I like the idea. Only the (very few) available books require even in my own language a pretty advanced level. I would use this for sure if the reading level of the books available would be more for children so I can learn words and sentences that I can actually use and practice in daily life.
Because of legal reasons we can only have books from the public domain. If you know some that are free, just point me to them and I'll match them for you. I need them to be in .epub format for both languages.
I took a quick look at English / Swedish, and noticed that the Swedish version of Three Men in a Boat is badly encoded: the (vital) Swedish letter å has been consistently replaced with a. On the other hand, ä and ö seem to be present as expected.
So (based on a sample size of one), I'm afraid it doesn't look like the translations are necessarily reliable.
I've previously struggled with the encoding of books on Project Gutenberg. In theory each text file has a header that specifies the encoding and other data about the book like author and title. In practice the header format varies unpredictably (likely it was written manually and not meant for machine consumption) and even if you can parse the encoding value, you might have one that says ASCII but is actually some Windows code page, or UTF-8, or something completely different. And that encoding is also used in other parts of the header, so it can happen that you fail to parse the header because you don't know which encoding to use. One book actually used different encodings in different parts.

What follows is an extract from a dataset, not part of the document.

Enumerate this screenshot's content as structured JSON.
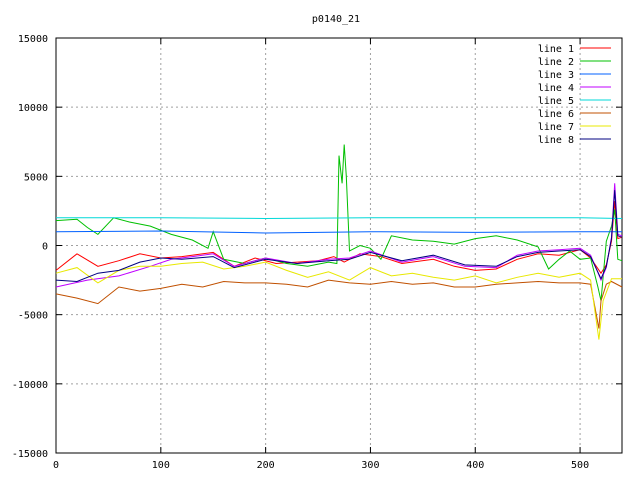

After collecting a messy tangle of special cases over several days, I threw in the towel and just used BeautifulSoup's UnicodeDammit to brute-force a working encoding.
Maybe the Swedish book didn't indicate a vs å in the first place, though.
Not sure this one came from Gutenberg; at least, I can't seem to find a Swedish version of it there. But anyhow, either the source is worthless, or some conversion process somewhere was bad. A vs Å is not a minor or optional issue in Swedish; å, ä and ö are separate letters of the alphabet in their own right, and "omitting accents" isn't a thing. It's just wrong.
I had the same thought. Some text is hard to read as well. For example:
-- Harris sade, att han drabbades av sa utomordentligt starka yrselanfall emellanat, att han knappt visste vad han gjorde; och da sade George att han led av starka yrselanfall, och knappt visste vad han gjorde.
Nice idea. But instead of paragraphs it would be better if there was an option to select lines instead. A beginner has only the processing power of few words and paragraphs sometimes can be very long.
I firmly believe it's important to learn a spoken language before learning the written language, assuming your goal is to become fluent.
Learning through translation is also an anti-pattern. Best to learn the basics of the target language then bootstrap your understanding of the more complicated bits by breaking them down to the basics.
I can understand the time benefit to learning through reading and translation, but I can't help but think it's a path to mediocre reading skills and poor speaking skills at best.
I liked Readlang's approach where you click words or expressions that you don't understand and you get the translation. It's also added to your personal dictionary so you can create cards for spaced repetition training.
Cool idea! I love anything that helps to learn/practice foreign languages. I only wish it would work better on mobile safari (swipe is clunky, works only sometimes, and everything I try to do activates the TTS).
I tried out the english->hungarian and it's pretty hilarious, because hungarian version sound so german that even I can't understand what it says without the text. :D
Does the text-to-speech feature not work on desktops? I'm using Chromium on Linux, and I don't hear anything when I click on sentences. TTS works on Android though.
I'd completely disable the audio -- for Spanish, at least, it's horrible. I like the concept though and think being able to switch to the language is nice.